The variable portion consists of performance incentives paid based on achieving specific quality, operational, and financial goals. The total amount of incentive compensation must be determined in advance of a contract year, and achievement should at least reflect an improvement over current performance, if not a high level of performance compared to available industry benchmarks. While there is substantial room for flexibility in the design of the performance goals, from a legal standpoint, metrics should not directly link to patient volume or length-of-stay measures.

Service Line Governing Board

The governing board (or similar leadership body) generally acts as a strategic planning committee and decision-making body for the service line. With representation from both the hospital and participating physicians, the board’s responsibilities typically include (but are not limited to):

  • Developing the service line plan and monitoring management company performance.
  • Reviewing clinical quality and the overall performance of the service line.
  • Developing recommendations in regard to the annual budget.
  • Reviewing arrangement payouts and adjustments.

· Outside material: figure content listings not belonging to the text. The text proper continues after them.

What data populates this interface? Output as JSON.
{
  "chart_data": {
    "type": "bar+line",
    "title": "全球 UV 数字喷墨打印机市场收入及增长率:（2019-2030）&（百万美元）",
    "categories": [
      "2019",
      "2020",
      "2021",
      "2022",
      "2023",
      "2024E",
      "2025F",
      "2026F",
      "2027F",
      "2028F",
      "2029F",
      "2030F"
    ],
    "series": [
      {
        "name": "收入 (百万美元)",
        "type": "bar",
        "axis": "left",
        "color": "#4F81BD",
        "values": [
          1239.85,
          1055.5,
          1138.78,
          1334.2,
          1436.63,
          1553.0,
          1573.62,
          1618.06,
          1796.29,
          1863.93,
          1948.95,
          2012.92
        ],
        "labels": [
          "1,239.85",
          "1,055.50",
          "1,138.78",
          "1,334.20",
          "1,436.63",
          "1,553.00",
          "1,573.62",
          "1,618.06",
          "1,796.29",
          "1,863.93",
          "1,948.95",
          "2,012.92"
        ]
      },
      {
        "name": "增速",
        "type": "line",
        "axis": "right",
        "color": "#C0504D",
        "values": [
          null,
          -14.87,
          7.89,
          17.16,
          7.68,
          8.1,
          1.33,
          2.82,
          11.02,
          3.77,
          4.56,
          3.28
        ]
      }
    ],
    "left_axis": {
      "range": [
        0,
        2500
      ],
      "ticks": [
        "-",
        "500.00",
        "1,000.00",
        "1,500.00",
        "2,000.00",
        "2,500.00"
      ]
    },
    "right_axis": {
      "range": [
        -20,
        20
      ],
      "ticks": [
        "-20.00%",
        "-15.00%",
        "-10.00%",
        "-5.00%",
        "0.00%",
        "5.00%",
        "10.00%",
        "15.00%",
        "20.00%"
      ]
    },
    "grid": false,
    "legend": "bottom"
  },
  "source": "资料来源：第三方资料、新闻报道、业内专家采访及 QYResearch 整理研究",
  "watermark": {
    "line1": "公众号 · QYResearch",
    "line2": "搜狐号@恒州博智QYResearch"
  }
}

For larger service lines, it is common to form additional committees to support the board through more frequent monitoring and facilitation of specific agreement components. These committees would also include joint representation from both the hospital and participating physicians. Example committee activities include:

  • Establishing baseline performance and developing relevant reports.
  • Monitoring incentive metric performance.
  • Addressing opportunities and concerns related to patient access.
  • Planning and overseeing the execution of outreach and marketing initiatives.
  • Addressing the development and maintenance of relationships with community physicians.

A sample governance structure that might be utilized in a comanagement agreement is provided in Figure 3.

Management Company

The arrangement typically involves creating a new management company composed entirely of physicians, although in some cases hospitals contract with an existing physician group or with multiple individual physicians. In most arrangements, the management company established is solely a legal entity without a dedicated facility, equipment, or staff. The management company provides administrative rather than clinical services, and physicians continue to see patients and bill payers through their medical groups. A small capital contribution is required from physicians to pay legal and other fees required to establish the corporation and pay minimal operational fees moving forward. One of the advantages of the management company framework is that physicians have the freedom to develop their own mechanisms for distributing compensation within the group. The distribution methodology can be designed to reward arrangement leadership and time invested, but it cannot be based on the value or volume of physician referrals/business generated for the hospital.

Strengthen Service Line Performance

When designed appropriately, comanagement arrangements are a cost-effective way to better engage physicians in the improvement of hospital services while allowing them to maintain practice independence. Given the potentially complex design and high reward of these arrangements, it is important to execute an inclusive and organized planning process to increase the probability of successful implementation. With the right case for development in mind and the proper components in place, comanagement arrangements represent an opportunity to significantly strengthen service line performance, quality, and leadership.